Furthermore, the trial court should have considered the affidavit even though it was not obtained prior to the denial of the claim. The record is not clear as to when the claim was denied, however, the PIP statute does not provide any time limits for obtaining or presenting evidence to contest whether charges are reasonable, related, and necessary. In fact, sec. 627.736(4)(b), Fla. Stat. (2005), expressly states that an insurer may “assert that the claim was unrelated, was not medically necessary, or was unreasonable . . . at any time, including after payment of the claim or after the 30-day time period for payment set forth in this paragraph”. See United Automobile Insurance Company v. Bermudez980 So. 2d 1213, 1217 (Fla. 3d DCA 2008). Here, United Auto’s expert peer review affidavit was timely served prior to the summary judgment hearing and, as such, should have been considered. As already stated, this affidavit created genuine issues of fact and precluded summary judgment.

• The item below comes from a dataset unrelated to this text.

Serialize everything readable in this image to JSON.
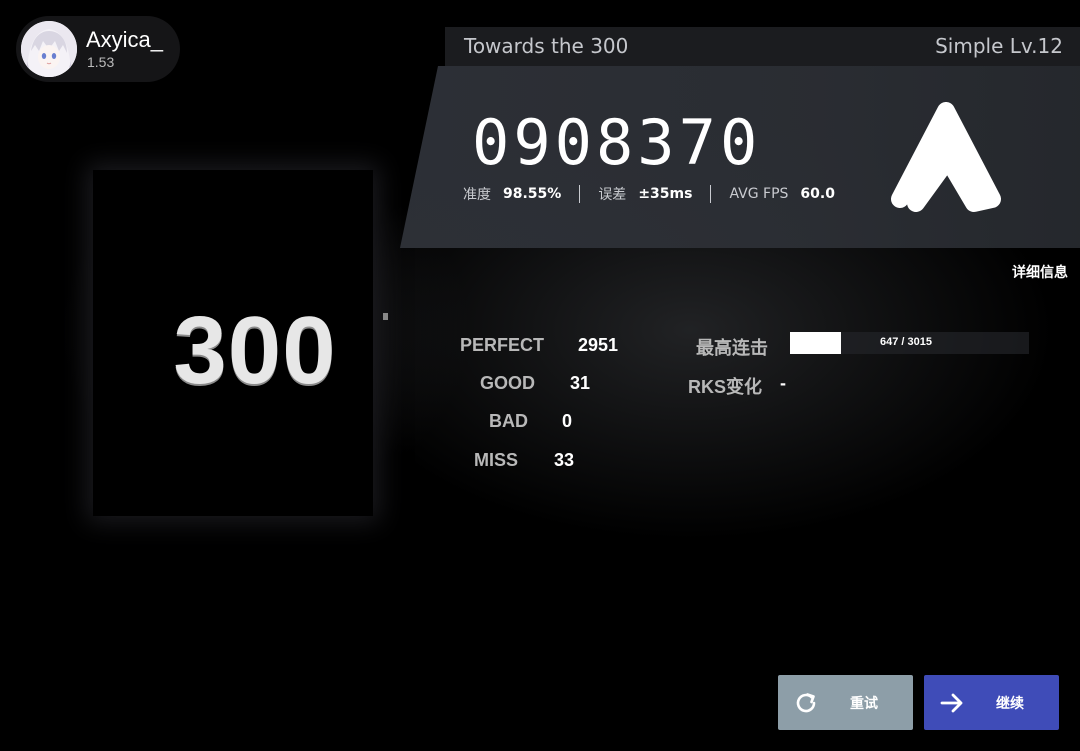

The provider’s argument that the peer review affidavit was properly not considered because the documents it referenced were not attached to it, presumably in violation of Fla. R. Civ. P. 1.510, is without merit. The affidavit clearly and specifically enumerates which documents/records were considered in preparation of the affidavit. All of the listed documents/records were already on file in the case and were actually provided to the insurer by the provider during discovery. Furthermore, if the trial court found that Dr. Simon’s affidavit was conclusory, then it should have given the insurer an opportunity to correct this technical deficiency. Charlonne v. Rothenthal, 642 So. 2d 632 (Fla. 3d DCA 1994). We find no merit in United Auto’s other points on appeal.

Accordingly, we reverse the trial court’s entry of summary judgment to the medical provider and remand this cause for further proceedings. Appellee/Provider’s motion for appellate attorney’s fees is Denied. (SILVERMAN and ADRIEN, JJ., concur.)